You might want to also look into self-sponsoring yourself for a full-time academy, once you have the full-time academy under your belt, you can get picked up quicker by an agency. Or you could even enroll into a reserve academy and get picked up somewhere as part-time.

But I would also highly recommend applying in NH, VT, RI and Maine too, you will have a much better chance of being hired in these states and don't have to deal with the civil service nonsense.


----------



## kwflatbed (Dec 29, 2004)

You might be better off applying right where you are now. You might want to take a look at this thread. Los Angeles Police Department


----------



## pahapoika (Nov 5, 2006)

Welcome home and thank you for your service. You could try moving to Boston it is expensive but if you get your residency for the next test probably have a good shot getting go on BPD.

There is directions of course Corrections. I'm sure you're well aware of being a native of Bridgewater.
It's group 4 and it will get your retirement clock ticking should you get on a PD down the road. Same thing with Suffolk County. Live and work in the city keep taking the test


----------



## Danusmc0321 (May 21, 2012)

I was active when I took the CS test without my Dd214. I had my CO write a letter for me to take the test, you might be able to still do that. Used to be you had to be in good standing and have a letter stating you were active by your CO, or plt LT. I just updated cs as I got out and with disability as I went along.


----------



## PBC FL Cop (Oct 22, 2003)

Come to VT!
Employment Opportunities | Criminal Justice Training Council


----------



## Treehouse413 (Mar 7, 2016)

You'll have vet status w CS. Don't worry you'll be hired. Good luck and Semper Fi.

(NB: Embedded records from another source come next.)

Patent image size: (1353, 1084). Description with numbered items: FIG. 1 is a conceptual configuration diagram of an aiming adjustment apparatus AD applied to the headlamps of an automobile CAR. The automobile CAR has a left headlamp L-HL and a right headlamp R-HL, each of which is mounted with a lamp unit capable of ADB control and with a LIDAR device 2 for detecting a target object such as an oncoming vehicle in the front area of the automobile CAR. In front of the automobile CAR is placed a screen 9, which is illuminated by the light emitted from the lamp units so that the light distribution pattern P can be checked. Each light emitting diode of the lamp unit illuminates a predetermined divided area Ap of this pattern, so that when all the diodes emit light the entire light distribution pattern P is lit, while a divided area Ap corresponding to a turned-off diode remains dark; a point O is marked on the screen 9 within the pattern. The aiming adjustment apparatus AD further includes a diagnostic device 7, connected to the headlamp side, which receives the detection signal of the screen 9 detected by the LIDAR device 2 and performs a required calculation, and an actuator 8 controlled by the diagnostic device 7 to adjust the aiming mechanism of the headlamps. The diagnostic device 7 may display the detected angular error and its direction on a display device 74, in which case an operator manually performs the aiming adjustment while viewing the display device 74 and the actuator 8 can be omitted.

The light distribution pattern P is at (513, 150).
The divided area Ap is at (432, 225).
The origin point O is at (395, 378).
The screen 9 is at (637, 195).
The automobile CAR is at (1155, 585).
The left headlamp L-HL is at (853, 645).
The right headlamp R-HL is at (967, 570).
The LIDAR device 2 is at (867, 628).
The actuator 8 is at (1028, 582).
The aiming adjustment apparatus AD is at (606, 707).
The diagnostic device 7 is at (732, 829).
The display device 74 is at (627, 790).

QUOTE="codycloud1, post: 980145, member: 46289"]Good Afternoon folks,
I was born and raised in Bridgewater Mass, and joined the Marine Corps back in 2012. I'll be getting out of the Marine Corps in the next few months. I have a California drivers license and am currently renting a place in southern California. I'm wondering what I should begin doing to try to lock on employment for when I am transitioning. I went to the civil service portion of MA.Gov and began filling out the form for the exam for "military make-up exam" however, when it said in order claim you are a "veteran" you need to upload your DD214 (will get it in August when I officially EAS). Should I leave it as civilian?
Also should i begin applying for "non civil-service" departments? Corrections departments? What are the major differences when it comes to civil or non civil service departments?

Any and all information is greatly appreciated, and I would be more than happy to take leave and fly out for any testing dates that would further aid my attempts in gaining employments.[/QUOTE]


----------



## Rogergoodwin (Feb 15, 2016)

The most important thing is getting residency in a big city that hires often. Boston has a mass exodus of retirements coming up. They're going to be putting through class after class.


----------